No idea, just correcting the errors in the maths in the original post
You are very quick to pick fault but very reticent to put forward any actual work.
Your more than welcome to contribute.
cbr6fs........I don't live in Brazil or China, I live in the UK.
As clearly said, our hydro schemes are stable and effective and we don't have vast forested lowlands to flood.
I really think it's horses for courses tbh. Flexibility to situation, and also as already said, adaptable technologies, and constantly more effective technologies for both production and end use.

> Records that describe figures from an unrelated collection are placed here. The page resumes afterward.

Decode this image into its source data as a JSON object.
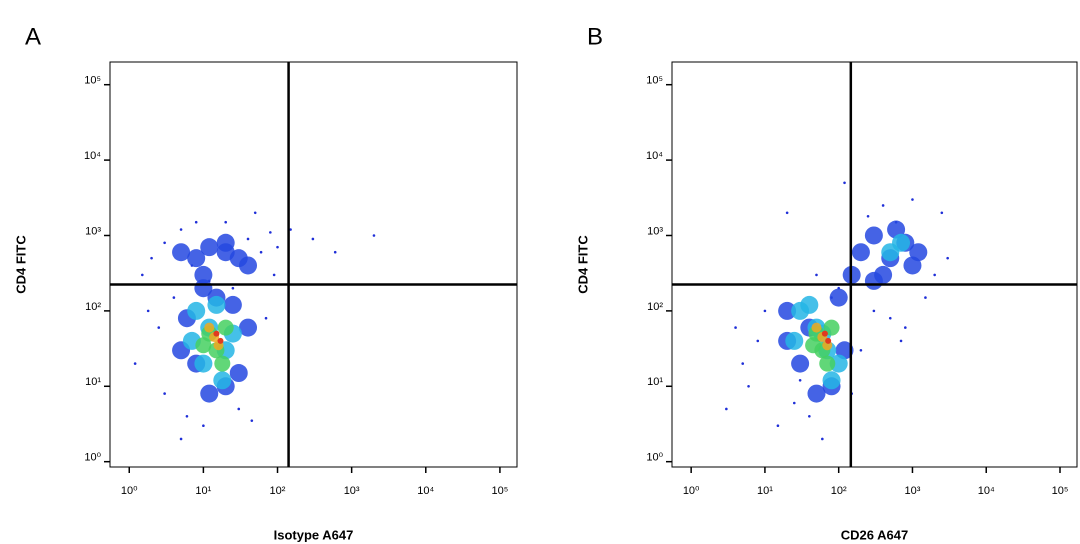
{
  "chart_data": [
    {
      "type": "scatter",
      "panel_label": "A",
      "xlabel": "Isotype A647",
      "ylabel": "CD4 FITC",
      "log": true,
      "xlim": [
        0.55,
        170000
      ],
      "ylim": [
        0.85,
        200000
      ],
      "xticks": [
        {
          "value": 1,
          "label": "10⁰"
        },
        {
          "value": 10,
          "label": "10¹"
        },
        {
          "value": 100,
          "label": "10²"
        },
        {
          "value": 1000,
          "label": "10³"
        },
        {
          "value": 10000,
          "label": "10⁴"
        },
        {
          "value": 100000,
          "label": "10⁵"
        }
      ],
      "yticks": [
        {
          "value": 1,
          "label": "10⁰"
        },
        {
          "value": 10,
          "label": "10¹"
        },
        {
          "value": 100,
          "label": "10²"
        },
        {
          "value": 1000,
          "label": "10³"
        },
        {
          "value": 10000,
          "label": "10⁴"
        },
        {
          "value": 100000,
          "label": "10⁵"
        }
      ],
      "quadrant": {
        "x": 141,
        "y": 224
      },
      "series": [
        {
          "color": "#1f2fd8",
          "marker_size": 1.3,
          "x": [
            2,
            3,
            1.5,
            5,
            8,
            40,
            60,
            80,
            4,
            2.5,
            1.2,
            3,
            6,
            100,
            70,
            30,
            10,
            5,
            20,
            50,
            150,
            300,
            600,
            2000,
            25,
            12,
            7,
            90,
            1.8,
            45
          ],
          "y": [
            500,
            800,
            300,
            1200,
            1500,
            900,
            600,
            1100,
            150,
            60,
            20,
            8,
            4,
            700,
            80,
            5,
            3,
            2,
            1500,
            2000,
            1200,
            900,
            600,
            1000,
            200,
            250,
            400,
            300,
            100,
            3.5
          ]
        },
        {
          "color": "#2548e0",
          "marker_size": 9,
          "x": [
            5,
            8,
            12,
            20,
            30,
            10,
            15,
            25,
            6,
            40,
            8,
            20,
            5,
            12,
            30,
            10,
            20,
            40
          ],
          "y": [
            600,
            500,
            700,
            600,
            500,
            200,
            150,
            120,
            80,
            60,
            20,
            10,
            30,
            8,
            15,
            300,
            800,
            400
          ]
        },
        {
          "color": "#25b5e5",
          "marker_size": 9,
          "x": [
            8,
            12,
            20,
            10,
            15,
            25,
            7,
            18
          ],
          "y": [
            100,
            60,
            30,
            20,
            120,
            50,
            40,
            12
          ]
        },
        {
          "color": "#45d060",
          "marker_size": 8,
          "x": [
            12,
            15,
            18,
            10,
            20
          ],
          "y": [
            50,
            30,
            20,
            35,
            60
          ]
        },
        {
          "color": "#f0a820",
          "marker_size": 5,
          "x": [
            14,
            16,
            12
          ],
          "y": [
            45,
            35,
            60
          ]
        },
        {
          "color": "#e03a20",
          "marker_size": 3,
          "x": [
            15,
            17
          ],
          "y": [
            50,
            40
          ]
        }
      ]
    },
    {
      "type": "scatter",
      "panel_label": "B",
      "xlabel": "CD26 A647",
      "ylabel": "CD4 FITC",
      "log": true,
      "xlim": [
        0.55,
        170000
      ],
      "ylim": [
        0.85,
        200000
      ],
      "xticks": [
        {
          "value": 1,
          "label": "10⁰"
        },
        {
          "value": 10,
          "label": "10¹"
        },
        {
          "value": 100,
          "label": "10²"
        },
        {
          "value": 1000,
          "label": "10³"
        },
        {
          "value": 10000,
          "label": "10⁴"
        },
        {
          "value": 100000,
          "label": "10⁵"
        }
      ],
      "yticks": [
        {
          "value": 1,
          "label": "10⁰"
        },
        {
          "value": 10,
          "label": "10¹"
        },
        {
          "value": 100,
          "label": "10²"
        },
        {
          "value": 1000,
          "label": "10³"
        },
        {
          "value": 10000,
          "label": "10⁴"
        },
        {
          "value": 100000,
          "label": "10⁵"
        }
      ],
      "quadrant": {
        "x": 146,
        "y": 224
      },
      "series": [
        {
          "color": "#1f2fd8",
          "marker_size": 1.3,
          "x": [
            8,
            5,
            3,
            15,
            25,
            40,
            150,
            200,
            300,
            500,
            800,
            1500,
            3000,
            2500,
            1000,
            400,
            600,
            250,
            120,
            20,
            10,
            6,
            4,
            60,
            100,
            700,
            2000,
            80,
            30,
            50
          ],
          "y": [
            40,
            20,
            5,
            3,
            6,
            4,
            8,
            30,
            100,
            80,
            60,
            150,
            500,
            2000,
            3000,
            2500,
            1500,
            1800,
            5000,
            2000,
            100,
            10,
            60,
            2,
            200,
            40,
            300,
            150,
            12,
            300
          ]
        },
        {
          "color": "#2548e0",
          "marker_size": 9,
          "x": [
            200,
            300,
            500,
            800,
            1200,
            400,
            600,
            1000,
            300,
            150,
            20,
            30,
            50,
            100,
            80,
            40,
            20,
            120
          ],
          "y": [
            600,
            1000,
            500,
            800,
            600,
            300,
            1200,
            400,
            250,
            300,
            100,
            20,
            8,
            150,
            10,
            60,
            40,
            30
          ]
        },
        {
          "color": "#25b5e5",
          "marker_size": 9,
          "x": [
            30,
            50,
            70,
            100,
            40,
            60,
            25,
            80,
            500,
            700
          ],
          "y": [
            100,
            60,
            30,
            20,
            120,
            50,
            40,
            12,
            600,
            800
          ]
        },
        {
          "color": "#45d060",
          "marker_size": 8,
          "x": [
            50,
            60,
            70,
            45,
            80
          ],
          "y": [
            50,
            30,
            20,
            35,
            60
          ]
        },
        {
          "color": "#f0a820",
          "marker_size": 5,
          "x": [
            60,
            70,
            50
          ],
          "y": [
            45,
            35,
            60
          ]
        },
        {
          "color": "#e03a20",
          "marker_size": 3,
          "x": [
            65,
            72
          ],
          "y": [
            50,
            40
          ]
        }
      ]
    }
  ]
}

Wind turbine technology is a case in point; it's improving all the time, whether it's yet really cost effective can be written off agin practical research application.

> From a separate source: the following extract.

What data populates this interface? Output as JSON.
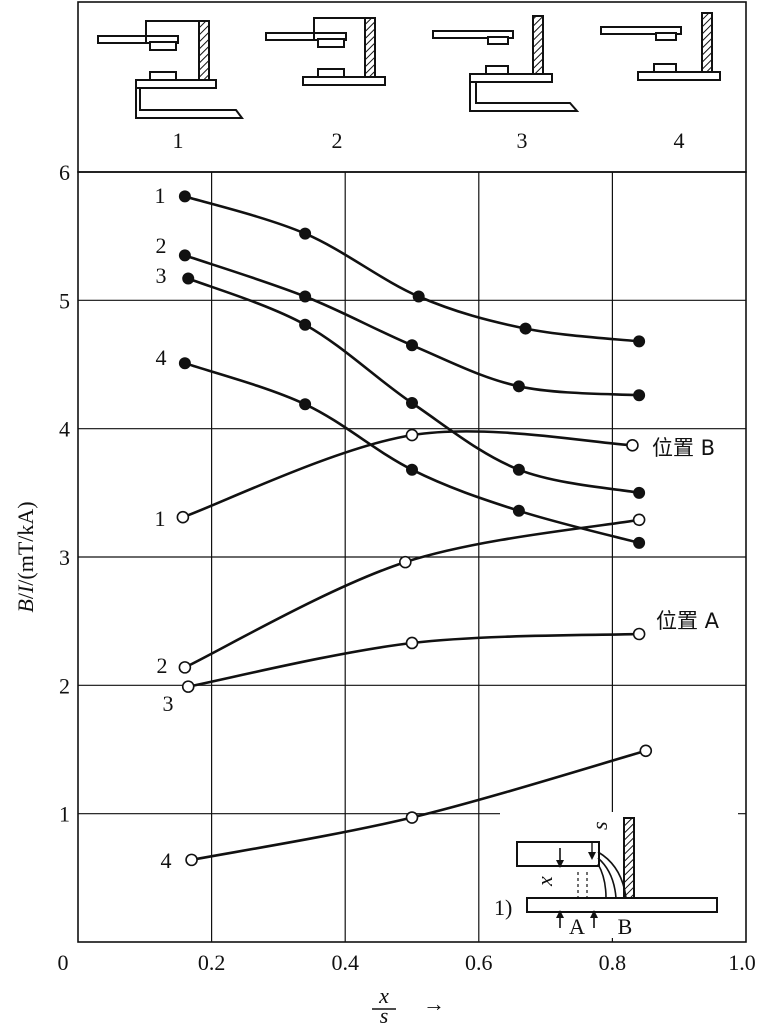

As for the tidal stuff, the technology there seems to be getting smaller and smaller, the lines of turbines only need to be where the current actually fluxes, they don't generally impede (though erosion barriers could end up double dutying) the tide so should have no problems with wading birds, migrating fish, and so on, and we have a huge coastline.
cheers,
Toddy
Again a very short sighted and naive opinion (in that there has been no failures in the UK).
The floods of 2007 cost 27 lives with an estimated 48,000 propertied badly damaged.
There is also earthquakes to consider, UK has had 5 earthquakes over the magnitude of 4 in the last 12 years.
the last being a 5.2 in 2008.
What makes this threat worse is that non of our structures are built to any earthquake code, so it really wouldn't take much of a shaker to upset the apple cart.
Plus there is of course the worry of terrorism in this day and age.
It really wouldn't take too much of an explosion in exactly the right locations to cause a dam to fail.
It's also fair to say that there has been no catastrophic failure at a nuclear power station in the UK either, so in your way of thinking (only as far as your doorstep) nuclear is as safe a hydro-electric power.
I also think that it's very short sighted to sit back and smile, thinking there will be some miracle invention in the future.
The problem is we do not live in the future, we live in the here and now and can only make use of technology that we have available to us right now.
The facts remain that as we stand here and now, a well managed and well maintained nuclear power station offers good clean energy in a relatively small footprint.
It is not without it's risks and negatives, but as i pointed out in my previous posts, there is no other form of power production that is not without it's risks or negatives either.